Over the past 60 years, the semiconductor industry has driven progress by shrinking transistor sizes (Moore’s Law), making them smaller, denser, and cheaper.
But now this path is no longer viable:
- Yields for processes below 7nm have plummeted.
- Photolithography machines are extremely expensive.
- The design cost for a single chip using advanced processes exceeds $1 billion.
- The cost per transistor has increased rather than decreased.
Huawei's semiconductor team has validated a new direction through six years and 381 mass-produced chips:
Stop competing on size—start competing on time.
Propose the τ Scaling theory:
Treat "time" as the core optimization metric, compressing the characteristic time τ across the entire chain—from transistor switching (picoseconds) to data center tasks (seconds)—covering 12 orders of magnitude.
Simply put:
Previously, it was about who could be smaller; now, it’s about who can be faster, with lower latency and higher efficiency.

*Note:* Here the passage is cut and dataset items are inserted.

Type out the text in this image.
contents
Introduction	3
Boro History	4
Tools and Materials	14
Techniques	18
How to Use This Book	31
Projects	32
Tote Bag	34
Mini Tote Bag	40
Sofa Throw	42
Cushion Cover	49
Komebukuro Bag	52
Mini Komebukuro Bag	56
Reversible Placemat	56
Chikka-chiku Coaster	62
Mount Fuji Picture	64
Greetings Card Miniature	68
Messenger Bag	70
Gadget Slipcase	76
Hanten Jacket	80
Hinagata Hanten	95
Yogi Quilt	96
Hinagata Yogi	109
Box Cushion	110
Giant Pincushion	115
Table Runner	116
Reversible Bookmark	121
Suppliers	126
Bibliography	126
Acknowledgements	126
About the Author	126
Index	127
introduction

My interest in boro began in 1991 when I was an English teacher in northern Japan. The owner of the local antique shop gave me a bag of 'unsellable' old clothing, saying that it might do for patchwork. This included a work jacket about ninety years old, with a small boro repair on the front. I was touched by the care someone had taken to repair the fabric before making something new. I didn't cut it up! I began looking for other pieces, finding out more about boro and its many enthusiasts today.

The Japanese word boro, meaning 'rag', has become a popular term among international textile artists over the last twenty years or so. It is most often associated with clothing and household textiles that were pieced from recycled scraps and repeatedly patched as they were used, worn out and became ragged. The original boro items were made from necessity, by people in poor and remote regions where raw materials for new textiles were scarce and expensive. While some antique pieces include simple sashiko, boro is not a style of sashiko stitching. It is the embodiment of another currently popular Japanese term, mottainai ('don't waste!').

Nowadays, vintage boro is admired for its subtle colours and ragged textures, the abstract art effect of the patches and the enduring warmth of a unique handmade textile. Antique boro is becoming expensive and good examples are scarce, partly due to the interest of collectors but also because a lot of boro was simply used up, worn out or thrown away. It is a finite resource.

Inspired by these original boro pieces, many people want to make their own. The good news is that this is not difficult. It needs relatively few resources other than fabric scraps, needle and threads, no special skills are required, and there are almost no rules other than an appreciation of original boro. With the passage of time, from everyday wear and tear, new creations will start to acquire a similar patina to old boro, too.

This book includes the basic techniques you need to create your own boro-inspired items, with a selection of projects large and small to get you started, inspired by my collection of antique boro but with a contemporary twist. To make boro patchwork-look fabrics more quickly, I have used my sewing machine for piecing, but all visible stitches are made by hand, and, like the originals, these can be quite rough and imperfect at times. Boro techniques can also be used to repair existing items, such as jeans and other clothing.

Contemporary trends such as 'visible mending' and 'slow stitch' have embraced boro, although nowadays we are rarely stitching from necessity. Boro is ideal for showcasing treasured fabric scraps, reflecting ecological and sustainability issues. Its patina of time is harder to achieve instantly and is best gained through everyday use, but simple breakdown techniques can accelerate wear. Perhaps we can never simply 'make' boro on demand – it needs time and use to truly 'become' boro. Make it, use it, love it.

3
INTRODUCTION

I. What exactly is τ scaling?
τ represents the delay/time constant for each layer, divided into four layers:
- Transistor: Switching speed
- Circuit: Signal Transmission Delay
- Chip: Computation and Memory Access Latency
- System: End-to-end communication time synchronization
The goal is to jointly optimize τ across the full stack—process, circuit, architecture, and system—all using the same set of metrics, rather than working in isolation.
II. Mobile Implementation: LogicFolding
Without upgrading the manufacturing process, vertically stack the chips and use ultra-precise hybrid bonding to distribute critical paths across multiple layers, effectively adding “floors” to the chip.
- Transistor density: increased by 55% from 155 to 238 million per square millimeter per generation.
- Energy efficiency: Up 41%, clock speed increased by nearly 13%
- SRAM frequency: Up over 40%
- Kirin reaches 3.1 GHz in 2026, with a target of 4 GHz by 2029.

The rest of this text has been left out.